Judges: Before SHIPMAN, District Judge.
Reporter: Federal Cases
Volume: 7
Pages: 681–682

Head Matter:
Case No. 3,901.
DIEDMAN v. The JOSEPH HUME.
[N. Y. Times,
Aug. 15, 1862.]
District Court, S. D. New York.
1862.
Shipping—Pakt Owners—Right op Possession.
[The owner of three-fourths of a foreign vessel may recover possession against the alien master, who owns the other one-fourth, although the accounts of the voyage are still unsettled, and the vessel has merely stopped in an American port on the way to her home port.]
[Libel by William K. Diedman against the brigantine Joseph Hume (Henry Kenely, claimant), for possession.]

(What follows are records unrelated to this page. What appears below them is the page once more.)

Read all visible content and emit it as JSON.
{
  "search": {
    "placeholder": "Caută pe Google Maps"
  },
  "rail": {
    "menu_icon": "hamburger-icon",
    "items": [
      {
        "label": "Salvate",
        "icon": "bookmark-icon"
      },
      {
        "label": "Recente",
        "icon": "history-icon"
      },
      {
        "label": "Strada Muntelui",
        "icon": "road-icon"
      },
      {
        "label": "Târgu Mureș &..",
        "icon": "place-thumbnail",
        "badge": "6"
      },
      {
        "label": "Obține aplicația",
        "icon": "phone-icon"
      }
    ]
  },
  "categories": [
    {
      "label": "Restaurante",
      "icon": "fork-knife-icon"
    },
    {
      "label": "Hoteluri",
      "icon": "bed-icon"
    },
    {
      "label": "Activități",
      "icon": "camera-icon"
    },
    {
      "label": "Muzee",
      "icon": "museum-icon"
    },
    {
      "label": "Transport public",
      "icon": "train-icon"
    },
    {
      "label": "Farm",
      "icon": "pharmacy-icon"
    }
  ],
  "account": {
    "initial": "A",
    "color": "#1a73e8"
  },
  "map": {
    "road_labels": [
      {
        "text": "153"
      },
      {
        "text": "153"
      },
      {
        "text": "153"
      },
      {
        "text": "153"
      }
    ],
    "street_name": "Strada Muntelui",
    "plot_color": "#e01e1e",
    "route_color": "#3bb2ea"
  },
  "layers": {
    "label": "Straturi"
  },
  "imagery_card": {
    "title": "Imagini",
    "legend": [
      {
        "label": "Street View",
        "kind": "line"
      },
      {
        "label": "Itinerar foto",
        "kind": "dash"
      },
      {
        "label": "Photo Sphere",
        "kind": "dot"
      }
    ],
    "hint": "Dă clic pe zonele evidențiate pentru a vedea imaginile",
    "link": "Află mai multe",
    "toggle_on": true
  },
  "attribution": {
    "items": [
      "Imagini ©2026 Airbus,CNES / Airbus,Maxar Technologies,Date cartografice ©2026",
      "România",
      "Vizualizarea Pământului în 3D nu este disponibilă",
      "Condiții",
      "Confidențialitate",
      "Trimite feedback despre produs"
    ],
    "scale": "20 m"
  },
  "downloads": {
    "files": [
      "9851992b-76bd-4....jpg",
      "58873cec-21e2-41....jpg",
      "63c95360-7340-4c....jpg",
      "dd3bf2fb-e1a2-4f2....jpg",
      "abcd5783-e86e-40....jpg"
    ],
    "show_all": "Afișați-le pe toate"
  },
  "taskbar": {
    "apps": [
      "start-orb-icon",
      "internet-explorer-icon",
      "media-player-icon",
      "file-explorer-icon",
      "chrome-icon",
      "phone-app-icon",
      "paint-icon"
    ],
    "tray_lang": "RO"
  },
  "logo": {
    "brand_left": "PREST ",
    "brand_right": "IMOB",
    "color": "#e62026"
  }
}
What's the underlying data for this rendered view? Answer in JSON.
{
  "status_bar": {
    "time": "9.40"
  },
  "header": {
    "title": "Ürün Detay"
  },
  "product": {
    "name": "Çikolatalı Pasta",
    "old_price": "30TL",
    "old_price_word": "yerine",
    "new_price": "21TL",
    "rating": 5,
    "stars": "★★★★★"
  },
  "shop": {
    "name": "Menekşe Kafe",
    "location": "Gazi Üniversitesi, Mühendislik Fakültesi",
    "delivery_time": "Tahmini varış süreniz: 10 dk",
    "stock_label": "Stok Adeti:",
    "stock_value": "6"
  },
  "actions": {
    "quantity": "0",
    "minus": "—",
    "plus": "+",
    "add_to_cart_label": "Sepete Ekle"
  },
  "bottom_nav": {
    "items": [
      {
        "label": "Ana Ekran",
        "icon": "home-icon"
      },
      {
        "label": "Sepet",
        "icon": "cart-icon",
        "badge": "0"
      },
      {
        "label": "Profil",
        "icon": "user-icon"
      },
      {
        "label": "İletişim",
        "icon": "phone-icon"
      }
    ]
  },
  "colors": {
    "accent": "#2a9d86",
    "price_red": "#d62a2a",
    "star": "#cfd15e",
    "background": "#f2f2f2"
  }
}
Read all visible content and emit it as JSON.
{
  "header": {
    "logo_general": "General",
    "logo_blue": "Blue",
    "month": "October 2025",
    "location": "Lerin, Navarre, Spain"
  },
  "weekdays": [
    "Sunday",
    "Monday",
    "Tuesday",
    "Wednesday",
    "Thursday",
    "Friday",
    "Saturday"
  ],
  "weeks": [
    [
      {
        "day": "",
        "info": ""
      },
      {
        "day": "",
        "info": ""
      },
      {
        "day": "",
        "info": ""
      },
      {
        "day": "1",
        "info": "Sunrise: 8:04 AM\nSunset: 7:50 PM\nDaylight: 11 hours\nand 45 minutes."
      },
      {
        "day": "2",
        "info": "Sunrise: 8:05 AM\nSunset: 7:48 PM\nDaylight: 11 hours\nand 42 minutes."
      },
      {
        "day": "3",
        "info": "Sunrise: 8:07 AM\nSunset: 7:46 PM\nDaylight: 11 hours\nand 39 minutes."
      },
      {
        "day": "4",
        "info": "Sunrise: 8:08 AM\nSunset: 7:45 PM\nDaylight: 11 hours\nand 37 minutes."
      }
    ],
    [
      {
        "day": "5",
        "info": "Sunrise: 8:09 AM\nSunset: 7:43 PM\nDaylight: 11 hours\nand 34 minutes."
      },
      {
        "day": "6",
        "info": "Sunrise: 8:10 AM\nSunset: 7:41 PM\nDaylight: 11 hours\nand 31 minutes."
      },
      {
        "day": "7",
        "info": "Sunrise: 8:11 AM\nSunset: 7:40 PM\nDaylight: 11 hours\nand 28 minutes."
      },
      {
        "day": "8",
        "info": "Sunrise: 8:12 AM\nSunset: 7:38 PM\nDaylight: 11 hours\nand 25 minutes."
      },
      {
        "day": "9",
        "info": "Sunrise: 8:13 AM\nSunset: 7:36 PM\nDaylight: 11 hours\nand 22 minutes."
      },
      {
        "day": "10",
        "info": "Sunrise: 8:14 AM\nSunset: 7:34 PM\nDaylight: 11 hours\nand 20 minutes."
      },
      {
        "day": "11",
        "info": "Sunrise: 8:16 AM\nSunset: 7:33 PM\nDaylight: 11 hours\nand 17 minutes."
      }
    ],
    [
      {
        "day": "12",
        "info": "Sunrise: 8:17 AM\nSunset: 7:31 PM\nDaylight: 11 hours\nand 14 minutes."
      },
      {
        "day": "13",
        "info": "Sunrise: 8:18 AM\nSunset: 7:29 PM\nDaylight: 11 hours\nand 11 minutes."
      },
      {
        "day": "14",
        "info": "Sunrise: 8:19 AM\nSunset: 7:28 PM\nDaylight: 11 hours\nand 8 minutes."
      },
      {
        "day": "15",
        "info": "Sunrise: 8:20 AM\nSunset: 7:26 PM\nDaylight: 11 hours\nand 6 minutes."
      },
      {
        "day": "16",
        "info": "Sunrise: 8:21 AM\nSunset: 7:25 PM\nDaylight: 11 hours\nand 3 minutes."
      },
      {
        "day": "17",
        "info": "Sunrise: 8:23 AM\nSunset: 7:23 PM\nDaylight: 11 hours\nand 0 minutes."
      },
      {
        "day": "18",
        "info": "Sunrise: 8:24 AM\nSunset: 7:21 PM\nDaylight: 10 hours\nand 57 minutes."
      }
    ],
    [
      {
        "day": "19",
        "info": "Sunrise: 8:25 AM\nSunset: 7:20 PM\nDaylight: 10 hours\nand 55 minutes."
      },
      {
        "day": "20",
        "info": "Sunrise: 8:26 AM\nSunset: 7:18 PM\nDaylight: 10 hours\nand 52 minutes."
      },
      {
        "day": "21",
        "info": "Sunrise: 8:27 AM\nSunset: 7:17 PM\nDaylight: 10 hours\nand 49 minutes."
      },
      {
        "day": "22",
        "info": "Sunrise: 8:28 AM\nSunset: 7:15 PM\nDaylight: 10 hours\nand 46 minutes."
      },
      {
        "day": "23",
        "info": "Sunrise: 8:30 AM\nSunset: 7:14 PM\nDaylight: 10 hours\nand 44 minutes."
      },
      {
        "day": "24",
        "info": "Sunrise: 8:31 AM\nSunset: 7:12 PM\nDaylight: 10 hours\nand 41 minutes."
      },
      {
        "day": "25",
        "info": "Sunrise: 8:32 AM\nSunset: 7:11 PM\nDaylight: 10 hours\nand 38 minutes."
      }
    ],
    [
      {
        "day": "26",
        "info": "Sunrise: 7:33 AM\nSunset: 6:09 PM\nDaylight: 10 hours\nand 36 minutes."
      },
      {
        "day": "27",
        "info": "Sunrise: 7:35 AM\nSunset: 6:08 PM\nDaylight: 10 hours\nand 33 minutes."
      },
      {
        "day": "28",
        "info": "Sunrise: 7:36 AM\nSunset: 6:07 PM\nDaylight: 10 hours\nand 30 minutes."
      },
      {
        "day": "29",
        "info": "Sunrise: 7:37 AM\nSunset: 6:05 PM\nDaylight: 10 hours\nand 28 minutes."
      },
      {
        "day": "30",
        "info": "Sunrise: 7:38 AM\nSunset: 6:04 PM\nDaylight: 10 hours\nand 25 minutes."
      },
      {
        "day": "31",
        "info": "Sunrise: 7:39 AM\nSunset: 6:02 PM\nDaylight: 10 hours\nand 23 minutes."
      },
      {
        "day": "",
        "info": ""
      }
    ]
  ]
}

Beebe, Dean & Donohue, for libelant
Charles Edwards, for master.
Before SHIPMAN, District Judge.

Opinion:
This was an action for the possession • of the brigantine Joseph Hume, an English vessel. The libel alleged that the libelant was owner of three-fourths of the vessel, and the defendant, Henry Kenely. owner of one-fourth, and master; that the vessel had recently arrived in this port incumbered with a bottomry bond for some $5,500; that the master brought with him the sum of $1,-000 in gold, which fact he had concealed from the libelant; that this money must have been part of the earnings of the ship, or from the bottomry; that the master had rendered incorrect accounts, and refused to deliver up the vessel, although demanded. The answer admitted that the libelant was owner of three-fourths of the vessel, but set up that the vessel was a British vessel and the master an alien and British subject; that the majority owner had no right to the possession of the vessel while in a foreign port, and while the accounts of the voyage were still unsettled. The answer also denied making any false accounts, and set forth in detail certain transactions and personal ventures of the master, which it was claimed would account for the $1,000. It was also alleged that the vessel was bound to her home port, and in bond to proceed at once to her destination and there deliver her. The cause was heard upon the pleadings alone, and a decree of possession rendered in favor of the libelant, with costs.